Zufrieden mit den Finanzen
Die Kreuzlinger Finanzlage sehen alle Kandidaten als gesund und ausreichend an, um die geplanten Investitionen tätigen zu können. Eine Steuersenkung sieht deswegen keiner am Horizont. «Bauen bringt Gegenwert», brachte Zülle noch einen wichtigen Punkt ins Spiel. Von den Investitionen der Öffentlichen Hand profitiere auch die Wirtschaft, nannte Wohlfender ein weiteres Argument.

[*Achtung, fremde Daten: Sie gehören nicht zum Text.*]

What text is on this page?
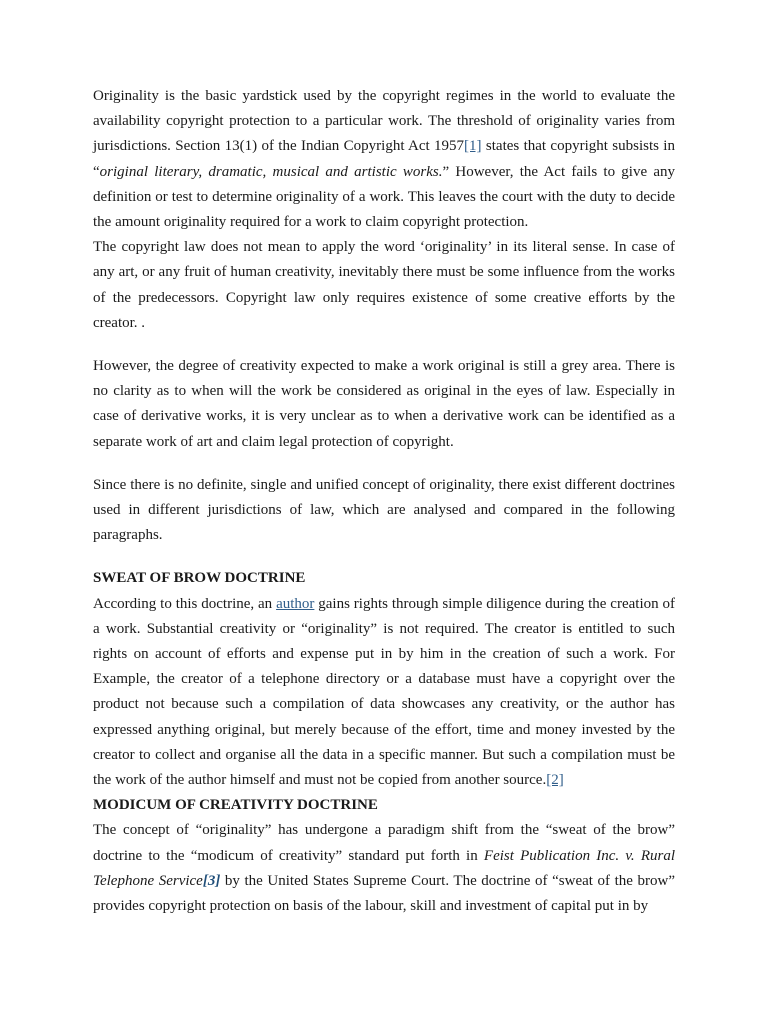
Originality is the basic yardstick used by the copyright regimes in the world to evaluate the availability copyright protection to a particular work. The threshold of originality varies from jurisdictions. Section 13(1) of the Indian Copyright Act 1957[1] states that copyright subsists in “original literary, dramatic, musical and artistic works.” However, the Act fails to give any definition or test to determine originality of a work. This leaves the court with the duty to decide the amount originality required for a work to claim copyright protection.

The copyright law does not mean to apply the word ‘originality’ in its literal sense. In case of any art, or any fruit of human creativity, inevitably there must be some influence from the works of the predecessors. Copyright law only requires existence of some creative efforts by the creator. .

However, the degree of creativity expected to make a work original is still a grey area. There is no clarity as to when will the work be considered as original in the eyes of law. Especially in case of derivative works, it is very unclear as to when a derivative work can be identified as a separate work of art and claim legal protection of copyright.

Since there is no definite, single and unified concept of originality, there exist different doctrines used in different jurisdictions of law, which are analysed and compared in the following paragraphs.

SWEAT OF BROW DOCTRINE

According to this doctrine, an author gains rights through simple diligence during the creation of a work. Substantial creativity or “originality” is not required. The creator is entitled to such rights on account of efforts and expense put in by him in the creation of such a work. For Example, the creator of a telephone directory or a database must have a copyright over the product not because such a compilation of data showcases any creativity, or the author has expressed anything original, but merely because of the effort, time and money invested by the creator to collect and organise all the data in a specific manner. But such a compilation must be the work of the author himself and must not be copied from another source.[2]

MODICUM OF CREATIVITY DOCTRINE

The concept of “originality” has undergone a paradigm shift from the “sweat of the brow” doctrine to the “modicum of creativity” standard put forth in Feist Publication Inc. v. Rural Telephone Service[3] by the United States Supreme Court. The doctrine of “sweat of the brow” provides copyright protection on basis of the labour, skill and investment of capital put in by
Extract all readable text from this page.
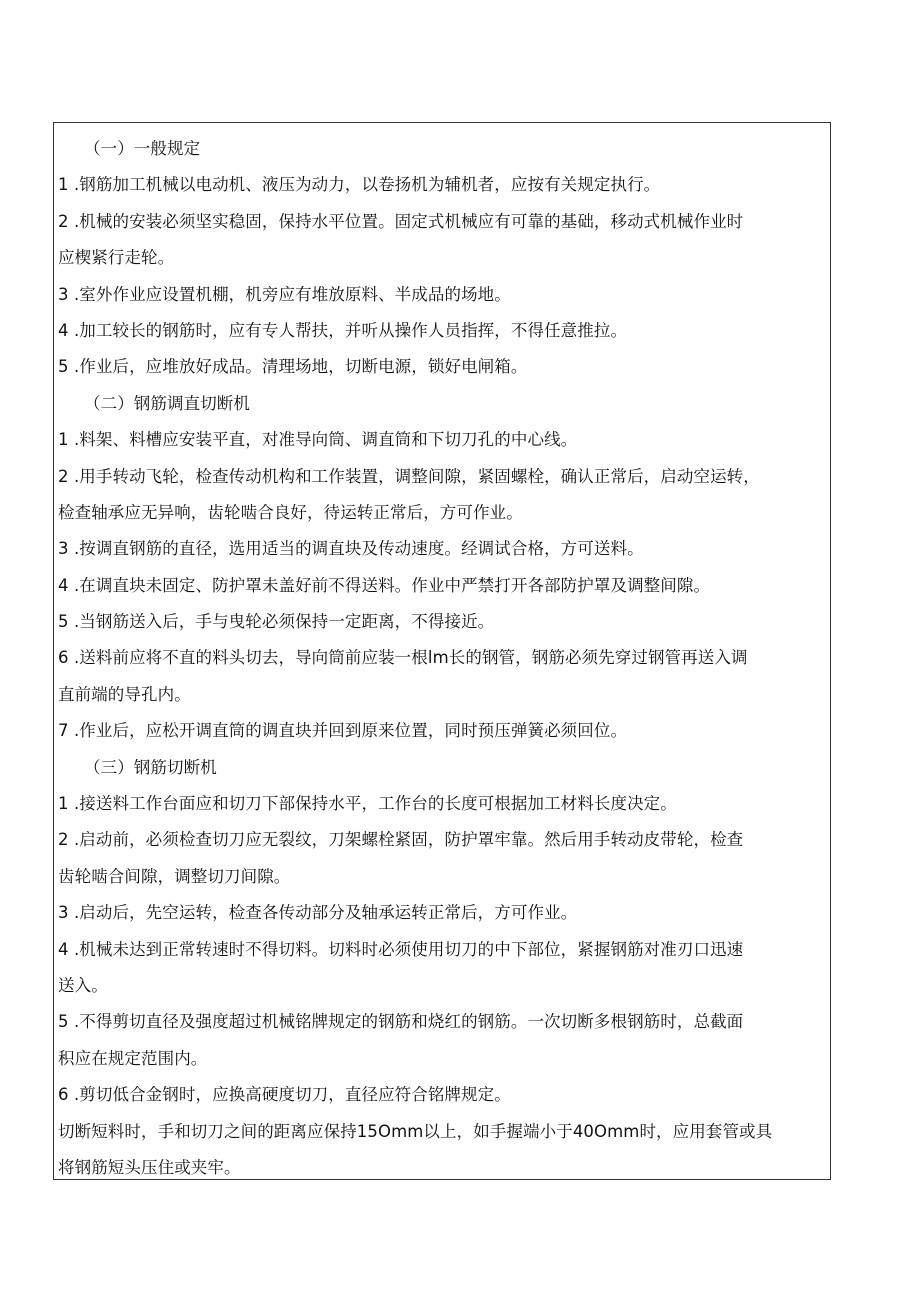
（一）一般规定
1 .钢筋加工机械以电动机、液压为动力，以卷扬机为辅机者，应按有关规定执行。
2 .机械的安装必须坚实稳固，保持水平位置。固定式机械应有可靠的基础，移动式机械作业时
应楔紧行走轮。
3 .室外作业应设置机棚，机旁应有堆放原料、半成品的场地。
4 .加工较长的钢筋时，应有专人帮扶，并听从操作人员指挥，不得任意推拉。
5 .作业后，应堆放好成品。清理场地，切断电源，锁好电闸箱。
（二）钢筋调直切断机
1 .料架、料槽应安装平直，对准导向筒、调直筒和下切刀孔的中心线。
2 .用手转动飞轮，检查传动机构和工作装置，调整间隙，紧固螺栓，确认正常后，启动空运转，
检查轴承应无异响，齿轮啮合良好，待运转正常后，方可作业。
3 .按调直钢筋的直径，选用适当的调直块及传动速度。经调试合格，方可送料。
4 .在调直块未固定、防护罩未盖好前不得送料。作业中严禁打开各部防护罩及调整间隙。
5 .当钢筋送入后，手与曳轮必须保持一定距离，不得接近。
6 .送料前应将不直的料头切去，导向筒前应装一根lm长的钢管，钢筋必须先穿过钢管再送入调
直前端的导孔内。
7 .作业后，应松开调直筒的调直块并回到原来位置，同时预压弹簧必须回位。
（三）钢筋切断机
1 .接送料工作台面应和切刀下部保持水平，工作台的长度可根据加工材料长度决定。
2 .启动前，必须检查切刀应无裂纹，刀架螺栓紧固，防护罩牢靠。然后用手转动皮带轮，检查
齿轮啮合间隙，调整切刀间隙。
3 .启动后，先空运转，检查各传动部分及轴承运转正常后，方可作业。
4 .机械未达到正常转速时不得切料。切料时必须使用切刀的中下部位，紧握钢筋对准刃口迅速
送入。
5 .不得剪切直径及强度超过机械铭牌规定的钢筋和烧红的钢筋。一次切断多根钢筋时，总截面
积应在规定范围内。
6 .剪切低合金钢时，应换高硬度切刀，直径应符合铭牌规定。
切断短料时，手和切刀之间的距离应保持15Omm以上，如手握端小于40Omm时，应用套管或具
将钢筋短头压住或夹牢。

Sie sprach sich gegen ein weit verbreitetes Vorurteil aus: «Es stimmt nicht, dass wir Sozialdemokraten das Geld immer mit vollen Händen ausgeben.» Blatter hingegen liess wissen, dass er dem im Finanzplan vorgesehenen Kulturzentrum kritisch gegenüber steht. Auch Stehrenberger findet, man könne «etwas abspecken, wenn es um den Speck geht». Für Salzmann («In der Vergangenheit wurden Steuern auf Vorrat eingezogen») ist neben der Ausgabenseite auch die Einnahmenseite von grosser Bedeutung, sprich: «Wirtschaftsförderung».
Eis oder Fernsehen?
Dann war die Bodensee-Arena Thema. Alle Teilnehmer des Podiums zeigten sich der angepeilten Kompromisslösung aus Eis und TV zugetan. Niederberger brachte es auf den Punkt, wenn er sagte: «Es darf dabei aber keine Verschlechterung der Situation gegenüber dem heutigen Zustand entstehen.» Trotz Wille zum Kompromiss überwiegt bei Stehrenberger die Sympathie für den Sport, während Salzmann den Werbevorteil der Fernsehshows für Kreuzlingen hervorhob. Damit geht auch Blatter d’accord, der das Team der Bodensee-Arena lobte. «Das Fernsehen hat uns unter Druck gesetzt», kritiserte hingegen Zülle. Und: «Es ist nicht unsere Aufgabe, das TV zu subventionieren. Wir werden schauen, dass die Verträge uns keinen finanziellen Nachteil bringen.»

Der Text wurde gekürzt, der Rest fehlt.